Fue una época sensacional de realismo mágico en la que cualquier cosa parecía posible tras la llegada del president-perruca. Más allá de las incrustraciones doradas que dejó para la gramática -muchas noches, bonicos -el legado de Ortí se apoya en su inteligencia a la hora de entender el papel que tenía reservado en aquel entuerto.En ocasiones se dejaba ver por la Ciudad Deportiva pacificando Oriente Medio desde un cuartito sin ventanas, cuando García Pitarch y Benítez se hacían la yihad, y también, cuando se metía Llorente por medio con la gasolina como si fuera un Ariel Sharón cualquiera.
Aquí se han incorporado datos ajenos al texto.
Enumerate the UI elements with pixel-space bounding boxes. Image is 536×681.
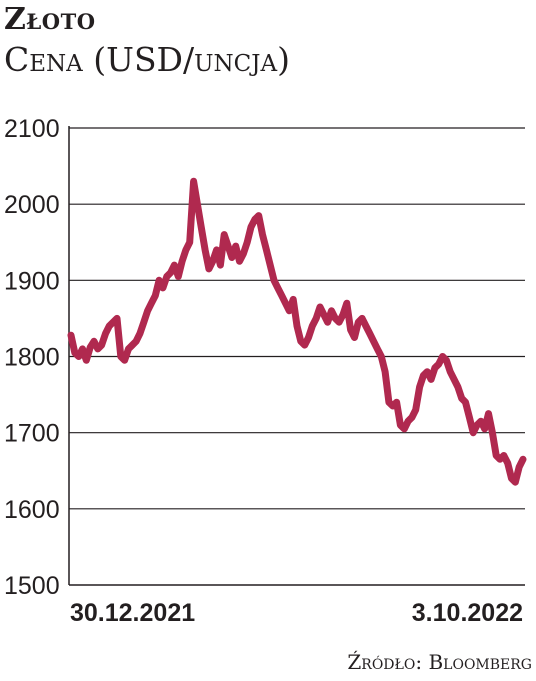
y-tick-label: 1900 bbox=[4, 267, 60, 295]
x-tick-label-start: 30.12.2021 bbox=[70, 599, 195, 627]
chart-subtitle: Cena (USD/uncja) bbox=[4, 40, 290, 79]
series-group bbox=[67, 177, 527, 486]
chart-title: Złoto bbox=[4, 2, 96, 37]
y-axis-ticks: 1500 1600 1700 1800 1900 2000 2100 bbox=[4, 115, 60, 600]
y-tick-label: 2000 bbox=[4, 191, 60, 219]
y-tick-label: 1600 bbox=[4, 496, 60, 524]
y-tick-label: 1800 bbox=[4, 344, 60, 372]
x-tick-label-end: 3.10.2022 bbox=[412, 599, 523, 627]
y-tick-label: 1500 bbox=[4, 572, 60, 600]
gold-price-line bbox=[67, 177, 527, 486]
source-note: Źródło: Bloomberg bbox=[347, 650, 532, 674]
grid-lines bbox=[69, 127, 525, 510]
y-tick-label: 2100 bbox=[4, 115, 60, 143]
y-tick-label: 1700 bbox=[4, 420, 60, 448]
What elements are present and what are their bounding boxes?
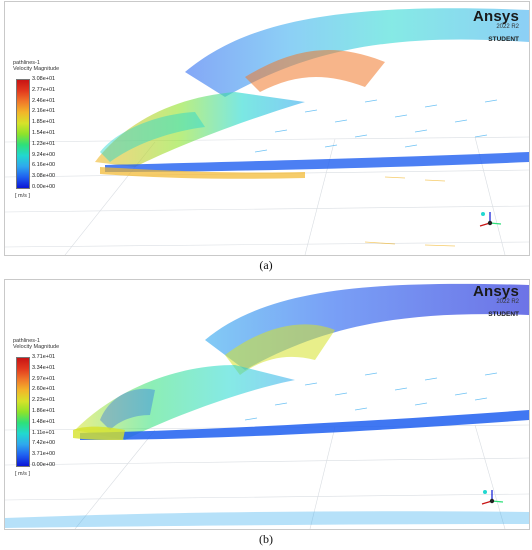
scale-label: 3.08e+01 [32,76,56,82]
edition-label: STUDENT [488,36,519,43]
ansys-logo: Ansys [472,8,519,25]
scale-label: 2.23e+01 [32,397,56,404]
scale-label: 2.97e+01 [32,375,56,382]
scale-label: 6.16e+00 [32,162,56,169]
scale-label: 0.00e+00 [32,462,56,468]
scale-label: 0.00e+00 [32,184,56,190]
scale-label: 2.16e+01 [32,108,56,115]
scale-label: 7.42e+00 [32,440,56,447]
ansys-branding: Ansys 2022 R2 STUDENT [473,8,519,43]
scale-label: 3.71e+01 [32,354,56,360]
scale-label: 1.11e+01 [32,429,55,436]
scale-label: 2.60e+01 [32,386,56,393]
scale-label: 1.54e+01 [32,130,56,136]
scale-label: 1.23e+01 [32,140,56,147]
version-label: 2022 R2 [496,24,519,30]
color-scale-labels: 3.08e+01 2.77e+01 2.46e+01 2.16e+01 1.85… [32,76,92,191]
scale-label: 2.77e+01 [32,86,56,93]
viewport-panel-a[interactable]: pathlines-1 Velocity Magnitude 3.08e+01 … [4,1,530,256]
unit-label: [ m/s ] [15,471,30,477]
axis-triad-icon[interactable] [475,208,505,238]
viewport-panel-b[interactable]: pathlines-1 Velocity Magnitude 3.71e+01 … [4,279,530,530]
unit-label: [ m/s ] [15,193,30,199]
figure-caption-a: (a) [259,258,273,272]
figure-caption-b: (b) [259,532,273,546]
pathline-visualization-a [5,8,529,255]
edition-label: STUDENT [488,311,519,318]
scale-label: 3.08e+00 [32,173,56,180]
scale-label: 2.46e+01 [32,97,56,104]
color-scale-bar [16,79,30,189]
scale-label: 3.71e+00 [32,451,56,458]
scale-label: 1.85e+01 [32,119,56,126]
ansys-logo: Ansys [472,283,519,300]
color-scale-labels: 3.71e+01 3.34e+01 2.97e+01 2.60e+01 2.23… [32,354,92,469]
scale-label: 1.48e+01 [32,418,56,425]
color-scale-bar [16,357,30,467]
scale-label: 3.34e+01 [32,364,56,371]
pathline-visualization-b [5,283,529,529]
scale-label: 1.86e+01 [32,408,56,414]
ansys-branding: Ansys 2022 R2 STUDENT [473,283,519,318]
legend-title: pathlines-1 Velocity Magnitude [13,338,60,350]
version-label: 2022 R2 [496,299,519,305]
scale-label: 9.24e+00 [32,151,56,158]
axis-triad-icon[interactable] [477,486,507,516]
legend-title: pathlines-1 Velocity Magnitude [13,60,60,72]
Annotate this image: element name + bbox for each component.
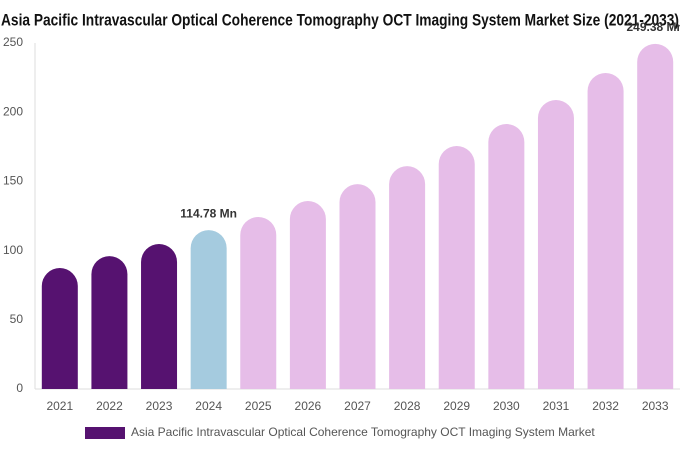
data-label: 114.78 Mn: [180, 206, 237, 220]
bar: [488, 123, 525, 389]
bar: [240, 216, 277, 389]
y-tick-label: 0: [16, 381, 23, 395]
x-tick-label: 2027: [344, 399, 371, 413]
bar: [438, 145, 475, 389]
bar: [389, 166, 426, 389]
x-tick-label: 2023: [146, 399, 173, 413]
y-tick-label: 150: [3, 174, 23, 188]
bar: [91, 256, 128, 389]
bar: [339, 184, 376, 389]
x-tick-label: 2022: [96, 399, 123, 413]
legend-label: Asia Pacific Intravascular Optical Coher…: [131, 425, 595, 439]
chart-title: Asia Pacific Intravascular Optical Coher…: [1, 10, 679, 29]
bar: [141, 243, 178, 389]
x-tick-label: 2033: [642, 399, 669, 413]
x-tick-label: 2029: [443, 399, 470, 413]
x-tick-label: 2031: [543, 399, 570, 413]
x-tick-label: 2026: [295, 399, 322, 413]
bar: [289, 201, 326, 389]
bar: [587, 73, 624, 389]
bar: [537, 100, 574, 389]
x-tick-label: 2021: [46, 399, 73, 413]
x-tick-label: 2032: [592, 399, 619, 413]
x-tick-label: 2028: [394, 399, 421, 413]
y-tick-label: 250: [3, 35, 23, 49]
x-tick-label: 2024: [195, 399, 222, 413]
y-tick-label: 100: [3, 243, 23, 257]
bar: [637, 43, 674, 389]
x-tick-label: 2025: [245, 399, 272, 413]
y-tick-label: 50: [10, 312, 24, 326]
bar: [190, 230, 227, 389]
bar: [41, 268, 78, 389]
x-tick-label: 2030: [493, 399, 520, 413]
data-label: 249.38 Mn: [627, 20, 680, 34]
legend-swatch: [85, 427, 125, 439]
y-tick-label: 200: [3, 104, 23, 118]
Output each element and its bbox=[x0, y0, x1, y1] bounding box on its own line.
Se podía haber quedado quieto, o inaugurar pantanos, pero decidió, en un ataque de iniciativa, ejercer de mediador de puertas para dentro, agenciándose de paso el puesto de rostro amable de cara al público; de rostro amable de un club con tal vicio de adusto que tendía a espantar a la clientela.
Extrañamente, ambos roles se le reconocen poco a pesar del peso en la historia que amagan entre sus sombras.
Según testigos le vieron abandonar la presidencia un octubre como este de ahora hace 10 años, tras darle un abrazo a Juan Soler -que parecía más agobiado que él- y soltar, como quien lanza una profecía, que "se trata de un día feliz, no de un día triste". Aquello vino a ocurrir semanas después de que le partieran el tobillo a Vicente, y con ello, la vida del VCF, que allí fue donde se la dejó, en Bremen, como quien se deja el alma en un garito de carretera a las tantas de la madrugada. El karma debió entender que un Valencia sin Bonico debía ser como una Invernalia sin los Stark, un reino reducido a cenizas, y así quedó el asunto hasta el momento.
Sus biógrafos, sin embargo, podrán afirmar que Jaume Ortí -una figura muy papable- es el único presidente vivo respetado. Incluso cuando se le escucha conferenciar en público se le escucha sumando voluntades a la causa general, alejándose del rencor dogmático tan habitual en los discursos del yoismo, que es ese fenómeno underground que representan los ex. Lo cual llevaría a afirmar que también es el único presidente vivo cuyo único ismo adoptado como propio es el valencianismo. La piedra sobre la que se levanta la iglesia del boniquismo, que bien podría ser una nueva religión.
Este hombre, que se dedica a vender persianas, llegó a la presidencia de rebote, como el que se baja al bar y vuelve millonario, quedando en mero florero. Pero cuando dejó la silla lo hizo como el presidente más laureado desde tiempos de Luis Casanova, y referente para las masas. Se podría decir que la fórmula del éxito en una entidad que tiende a sostenerse a base de trucos de predistigitación, la vía para la aceptación total, consiste en desprenderse del poder. Pero en verdad lo de Ortíva, además de eso, de ser listo y consciente de dónde estaban sus propios límites.

Veremos otros, que llegaron a Caudillo haciendo la revolución, cómo quedan cuando les despojen de sus galones y los vistan de búcaro habiendo desaparecido todo enemigo colectivo. Porque uno puede ser florero y aceptarlo, ejerciendo maravillosamente, o revolverse y acabar como un jarrón roto, troceado en mil pedazos. Para lo primero hay que tener arte, para lo segundo cualquiera vale.